Mark med blomstrende slangehoveder (Field with flowering viper’s bugloss) from 1901 was painted in Frederiksværk, where Ring and his wife, Sigrid, lived for a few years. During their time here, Ring incorporated the North Zealand landscape and its special light into his work. This was a formative period for the artist’s landscape paintings, as he embraced a wider scope, more intense colouring and a more tactile feel in an expression that stands in contrast to his earlier work.

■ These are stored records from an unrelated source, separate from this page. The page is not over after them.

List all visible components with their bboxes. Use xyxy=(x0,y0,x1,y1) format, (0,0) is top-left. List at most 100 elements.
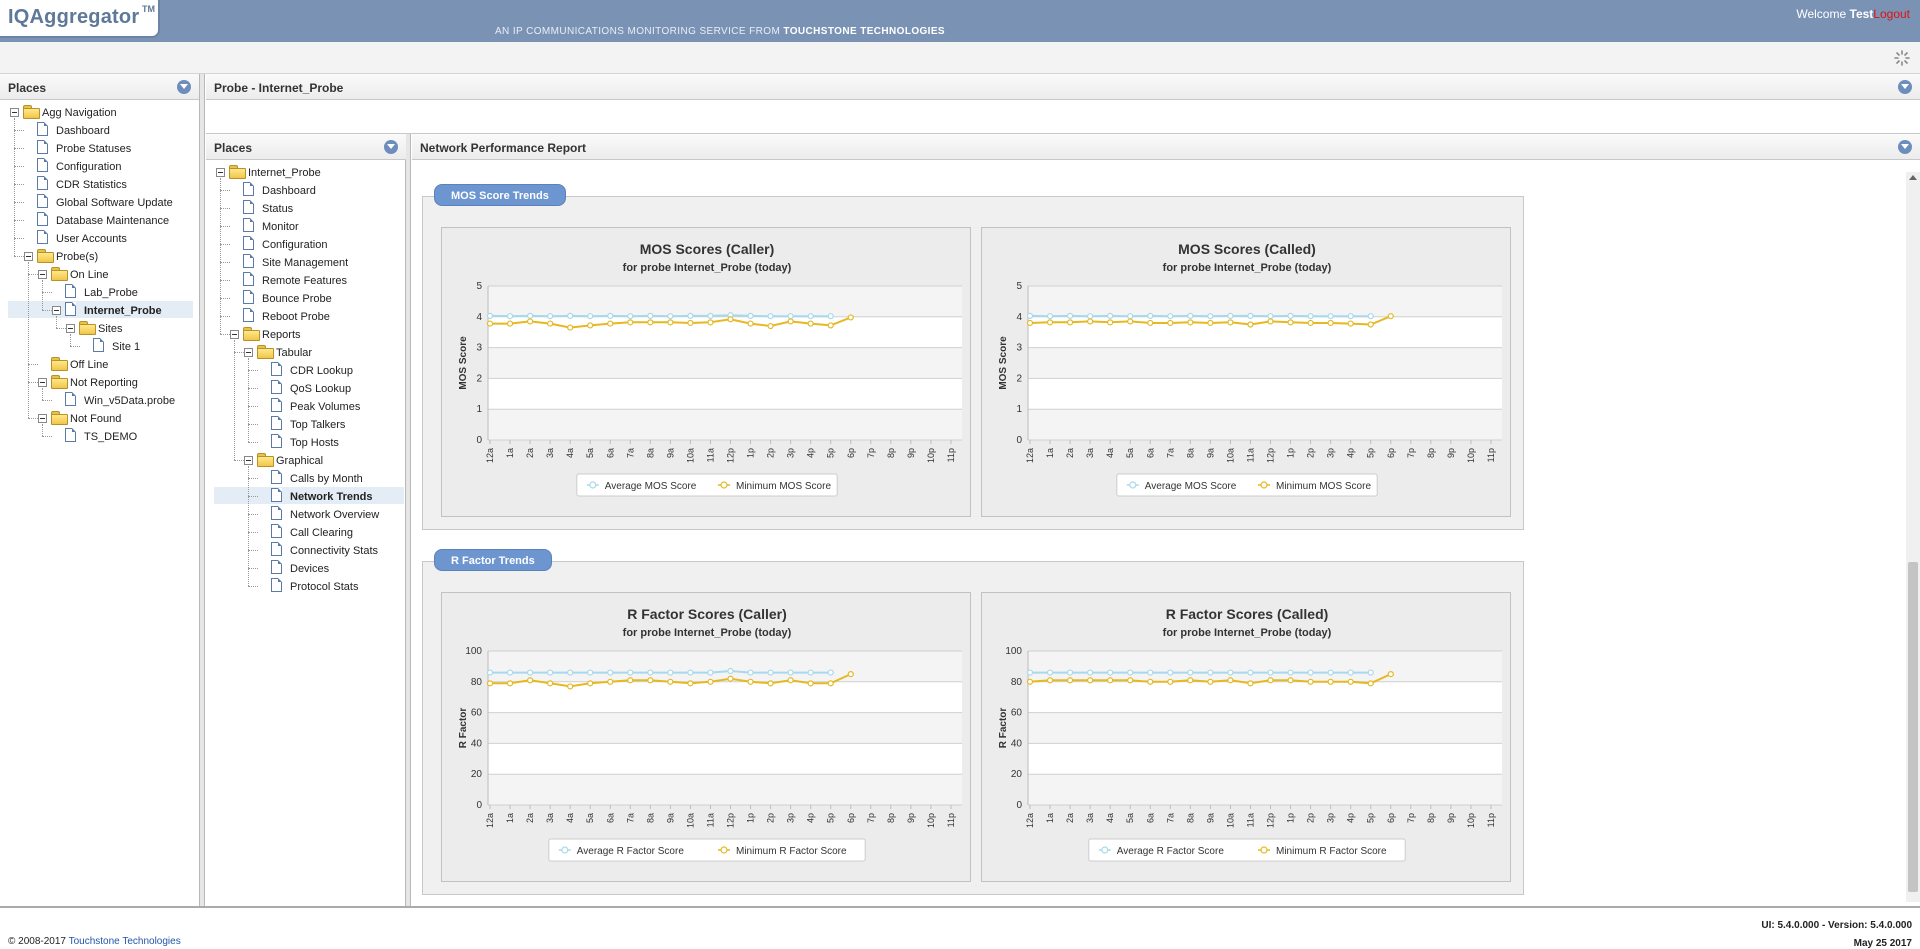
tree-item-protocol-stats[interactable]: Protocol Stats xyxy=(206,578,401,596)
tagline-company: TOUCHSTONE TECHNOLOGIES xyxy=(783,26,945,37)
tree-item-probe-s[interactable]: Probe(s) xyxy=(0,248,195,266)
plot-band xyxy=(488,347,962,379)
tree-item-site-1[interactable]: Site 1 xyxy=(0,338,195,356)
tree-item-site-management[interactable]: Site Management xyxy=(206,254,401,272)
tree-item-dashboard[interactable]: Dashboard xyxy=(0,122,195,140)
tree-item-ts-demo[interactable]: TS_DEMO xyxy=(0,428,195,446)
page-icon xyxy=(243,218,254,232)
tree-item-configuration[interactable]: Configuration xyxy=(0,158,195,176)
tree-item-global-software-update[interactable]: Global Software Update xyxy=(0,194,195,212)
tree-item-qos-lookup[interactable]: QoS Lookup xyxy=(206,380,401,398)
tree-connector xyxy=(14,118,15,256)
plot-band xyxy=(1028,651,1502,682)
tree-item-off-line[interactable]: Off Line xyxy=(0,356,195,374)
data-point xyxy=(1247,312,1254,319)
tree-item-bounce-probe[interactable]: Bounce Probe xyxy=(206,290,401,308)
collapse-toggle-icon[interactable] xyxy=(24,252,33,261)
tree-item-reports[interactable]: Reports xyxy=(206,326,401,344)
y-tick-label: 60 xyxy=(471,708,483,719)
tree-item-label: Site Management xyxy=(262,257,349,269)
tree-item-connectivity-stats[interactable]: Connectivity Stats xyxy=(206,542,401,560)
collapse-toggle-icon[interactable] xyxy=(38,378,47,387)
logout-link[interactable]: Logout xyxy=(1873,7,1910,21)
collapse-toggle-icon[interactable] xyxy=(230,330,239,339)
logo[interactable]: IQAggregator TM xyxy=(0,0,160,38)
data-point xyxy=(1347,320,1354,327)
data-point xyxy=(1367,669,1374,676)
data-point xyxy=(526,318,534,325)
tree-item-graphical[interactable]: Graphical xyxy=(206,452,401,470)
collapse-toggle-icon[interactable] xyxy=(38,270,47,279)
tree-item-peak-volumes[interactable]: Peak Volumes xyxy=(206,398,401,416)
tree-item-database-maintenance[interactable]: Database Maintenance xyxy=(0,212,195,230)
tree-item-user-accounts[interactable]: User Accounts xyxy=(0,230,195,248)
page-icon xyxy=(37,212,48,226)
tree-item-dashboard[interactable]: Dashboard xyxy=(206,182,401,200)
tree-item-status[interactable]: Status xyxy=(206,200,401,218)
x-tick-label: 7p xyxy=(1406,813,1416,823)
scroll-thumb[interactable] xyxy=(1908,562,1918,892)
data-point xyxy=(567,312,574,319)
tree-item-calls-by-month[interactable]: Calls by Month xyxy=(206,470,401,488)
tree-item-top-talkers[interactable]: Top Talkers xyxy=(206,416,401,434)
tree-item-top-hosts[interactable]: Top Hosts xyxy=(206,434,401,452)
collapse-toggle-icon[interactable] xyxy=(38,414,47,423)
x-tick-label: 1a xyxy=(1045,813,1055,823)
tree-item-on-line[interactable]: On Line xyxy=(0,266,195,284)
collapse-toggle-icon[interactable] xyxy=(10,108,19,117)
data-point xyxy=(667,313,674,320)
tree-item-win-v5data-probe[interactable]: Win_v5Data.probe xyxy=(0,392,195,410)
tree-item-lab-probe[interactable]: Lab_Probe xyxy=(0,284,195,302)
tree-item-call-clearing[interactable]: Call Clearing xyxy=(206,524,401,542)
data-point xyxy=(707,669,714,676)
tree-connector xyxy=(28,382,38,383)
section-header-rfactor[interactable]: R Factor Trends xyxy=(434,549,552,571)
tree-item-agg-navigation[interactable]: Agg Navigation xyxy=(0,104,195,122)
collapse-icon[interactable] xyxy=(1898,80,1912,94)
tree-item-not-reporting[interactable]: Not Reporting xyxy=(0,374,195,392)
tree-item-network-trends[interactable]: Network Trends xyxy=(206,488,401,506)
vertical-scrollbar[interactable] xyxy=(1906,172,1920,902)
data-point xyxy=(667,319,674,326)
collapse-icon[interactable] xyxy=(177,80,191,94)
tree-item-probe-statuses[interactable]: Probe Statuses xyxy=(0,140,195,158)
panel-splitter[interactable] xyxy=(200,74,205,906)
tree-item-tabular[interactable]: Tabular xyxy=(206,344,401,362)
x-tick-label: 2p xyxy=(1306,448,1316,458)
tree-item-internet-probe[interactable]: Internet_Probe xyxy=(0,302,195,320)
tree-connector xyxy=(220,190,230,191)
tree-item-cdr-statistics[interactable]: CDR Statistics xyxy=(0,176,195,194)
tree-item-internet-probe[interactable]: Internet_Probe xyxy=(206,164,401,182)
collapse-toggle-icon[interactable] xyxy=(66,324,75,333)
tree-item-reboot-probe[interactable]: Reboot Probe xyxy=(206,308,401,326)
collapse-icon[interactable] xyxy=(1898,140,1912,154)
tree-item-cdr-lookup[interactable]: CDR Lookup xyxy=(206,362,401,380)
tree-item-sites[interactable]: Sites xyxy=(0,320,195,338)
data-point xyxy=(567,324,574,331)
y-tick-label: 2 xyxy=(476,373,482,384)
tree-item-devices[interactable]: Devices xyxy=(206,560,401,578)
tree-item-remote-features[interactable]: Remote Features xyxy=(206,272,401,290)
tree-item-label: TS_DEMO xyxy=(84,431,138,443)
collapse-icon[interactable] xyxy=(384,140,398,154)
page-icon xyxy=(243,308,254,322)
data-point xyxy=(486,669,494,676)
tree-item-configuration[interactable]: Configuration xyxy=(206,236,401,254)
scroll-up-icon[interactable] xyxy=(1909,175,1917,180)
section-header-mos[interactable]: MOS Score Trends xyxy=(434,184,566,206)
collapse-toggle-icon[interactable] xyxy=(244,456,253,465)
y-tick-label: 20 xyxy=(1011,769,1023,780)
legend-label: Minimum R Factor Score xyxy=(736,846,847,857)
tagline: AN IP COMMUNICATIONS MONITORING SERVICE … xyxy=(0,26,1440,37)
x-tick-label: 5a xyxy=(1125,448,1135,458)
collapse-toggle-icon[interactable] xyxy=(52,306,61,315)
tree-item-not-found[interactable]: Not Found xyxy=(0,410,195,428)
collapse-toggle-icon[interactable] xyxy=(244,348,253,357)
tree-item-network-overview[interactable]: Network Overview xyxy=(206,506,401,524)
tree-item-label: Top Hosts xyxy=(290,437,339,449)
collapse-toggle-icon[interactable] xyxy=(216,168,225,177)
company-link[interactable]: Touchstone Technologies xyxy=(68,936,181,947)
panel-splitter[interactable] xyxy=(406,134,411,906)
legend-marker xyxy=(720,846,728,854)
tree-item-monitor[interactable]: Monitor xyxy=(206,218,401,236)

In this painting, Ring captures the wild character of the landscape. The wide horizon extends into the distance, while the foreground is dominated by an untamed field landscape with blue flowers, so-called viper’s bugloss. The artist imbues the painting with intensity through his choice of colours, as he contrasts the blue of the flowers with the reds and browns of the soil. Foreground and background also stand in contrast to one another. The depiction of the blue sky is razor-sharp, with a degree of detailing that is characteristic of Ring’s work, while the foreground is characterized by expressive brushstrokes à la Van Gogh. With this contrast, Ring almost seems to point to an inner schism between tradition and modernity in his own identity as an artist.
Realism and symbolism
Ring is known mainly for paintings from his own native region near the town of Næstved in South Zealand: unsentimental paintings of local farmers, craftspeople and workers from the area as well as paintings of interiors and of the surrounding landscape. In his art, Ring moved between realism and symbolism. A preoccupation with his own, sometimes melancholic inner life is also reflected in his work, including in his landscapes, which often have a personal, soulful expression.
About L. A. Ring
Laurits Andersen Ring (1854–1933) was born to a family of limited means in the town of Ring on South Zealand and later chose the name of his hometown as his adopted last name. He became a painter’s apprentice in the town of Præstø but was later accepted into the Royal Danish Academy of Fine Arts in Copenhagen. In many regards, Ring’s work reflects an easy access to the darker aspects of life. That is evident both in his unvarnished scenes from life in the country and in his inclusion of death as a recurring theme. However, when Ring married the twenty years younger woman Sigrid, daughter of the ceramic artist Herman Kähler, that changed. A new warm and joyful feeling is expressed in his art, in contrast to the raw realism characterizing his earlier paintings.